Willie Walsh has bowed out from the top job at British Airways owner IAG amid an investor protest over pay after nearly one in three shareholders failed to back his remuneration deal.
IAG revealed that only 71.6% of investors approved executive pay awards at its annual shareholder meeting, with 20.6% of votes cast against and another 7.8% withholding votes due to anger over Mr Walsh’s £3.2 million earnings for 2019 – including an £833,000 annual bonus.
IAG saw its remuneration report approved, but the sizeable investor protest ensured a turbulent last day for its chief executive after a 15-year career with the firm.
The group approved the mammoth pay and bonus haul before the pandemic sent IAG’s airlines into a crisis, but the deal appears even more controversial given the thousands of jobs now being axed by IAG and its UK flag carrier British Airways.
IAG’s annual report in March showed Mr Walsh enjoyed a 5.5% pay hike in 2019, up from £3.03 million in 2018, as he landed an £883,000 annual bonus and £1.2 million in shares under a long-term incentive scheme.

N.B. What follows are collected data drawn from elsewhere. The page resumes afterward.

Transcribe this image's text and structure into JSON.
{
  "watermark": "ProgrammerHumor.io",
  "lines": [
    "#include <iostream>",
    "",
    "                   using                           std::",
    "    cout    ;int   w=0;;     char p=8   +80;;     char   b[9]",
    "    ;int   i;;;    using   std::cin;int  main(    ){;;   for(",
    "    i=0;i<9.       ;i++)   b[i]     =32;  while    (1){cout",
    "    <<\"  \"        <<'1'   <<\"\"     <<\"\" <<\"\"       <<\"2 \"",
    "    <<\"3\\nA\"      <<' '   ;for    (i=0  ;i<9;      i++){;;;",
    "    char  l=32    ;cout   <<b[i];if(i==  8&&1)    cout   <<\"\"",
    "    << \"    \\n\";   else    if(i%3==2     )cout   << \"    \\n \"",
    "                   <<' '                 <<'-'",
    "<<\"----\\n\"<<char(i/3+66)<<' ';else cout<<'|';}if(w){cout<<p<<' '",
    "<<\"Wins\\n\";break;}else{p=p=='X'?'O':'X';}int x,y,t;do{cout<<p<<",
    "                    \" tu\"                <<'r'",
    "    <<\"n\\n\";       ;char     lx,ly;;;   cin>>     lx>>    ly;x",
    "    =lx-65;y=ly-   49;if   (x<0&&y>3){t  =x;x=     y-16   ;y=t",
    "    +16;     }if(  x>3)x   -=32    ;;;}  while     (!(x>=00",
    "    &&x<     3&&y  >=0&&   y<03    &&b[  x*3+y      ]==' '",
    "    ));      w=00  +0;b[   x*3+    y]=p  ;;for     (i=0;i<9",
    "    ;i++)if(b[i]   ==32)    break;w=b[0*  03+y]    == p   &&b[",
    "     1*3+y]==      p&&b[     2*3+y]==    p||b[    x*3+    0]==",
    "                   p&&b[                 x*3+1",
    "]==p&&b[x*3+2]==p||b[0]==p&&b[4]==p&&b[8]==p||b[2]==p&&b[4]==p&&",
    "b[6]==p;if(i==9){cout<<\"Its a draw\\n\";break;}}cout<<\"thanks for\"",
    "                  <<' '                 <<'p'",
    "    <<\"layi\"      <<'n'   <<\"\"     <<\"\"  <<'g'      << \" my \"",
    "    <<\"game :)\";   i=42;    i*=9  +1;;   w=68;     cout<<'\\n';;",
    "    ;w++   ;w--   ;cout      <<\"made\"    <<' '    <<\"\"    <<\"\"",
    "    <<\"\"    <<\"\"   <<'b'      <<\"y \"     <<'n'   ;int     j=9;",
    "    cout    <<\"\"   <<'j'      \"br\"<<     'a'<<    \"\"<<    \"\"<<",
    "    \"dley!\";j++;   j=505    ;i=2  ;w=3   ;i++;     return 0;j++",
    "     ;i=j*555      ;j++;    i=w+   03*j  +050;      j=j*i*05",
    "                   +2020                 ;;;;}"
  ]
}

The long-serving boss also stands to pick up a potential 1.1 million shares worth £5.2 million under previously awarded long-term bonus schemes over the next four years, if performance targets are met.
A further 258,910 deferred shares worth around £1.1 million are due in annual payouts between March 2020 and March 2022.
IAG said it was “disappointed” at the remuneration report vote.
It added: “The board will continue to engage with shareholders to fully understand their concerns (as part of wider engagement in relation to the renewal of our directors’ remuneration policy in 2021) and will publish, in accordance with the UK Corporate Governance Code, an update on this engagement within six months of the this AGM.”
Mr Walsh hands over the reins on Tuesday to successor Luis Gallego, the boss of BA’s sister airline Iberia.
Mr Walsh delayed his handover by six months due to the coronavirus crisis, having originally planned to step down on March 26.
Mr Gallego will receive a base salary of £820,000 versus Mr Walsh’s £850,000, as well as possible cash and share bonuses worth up to £3.3 million a year.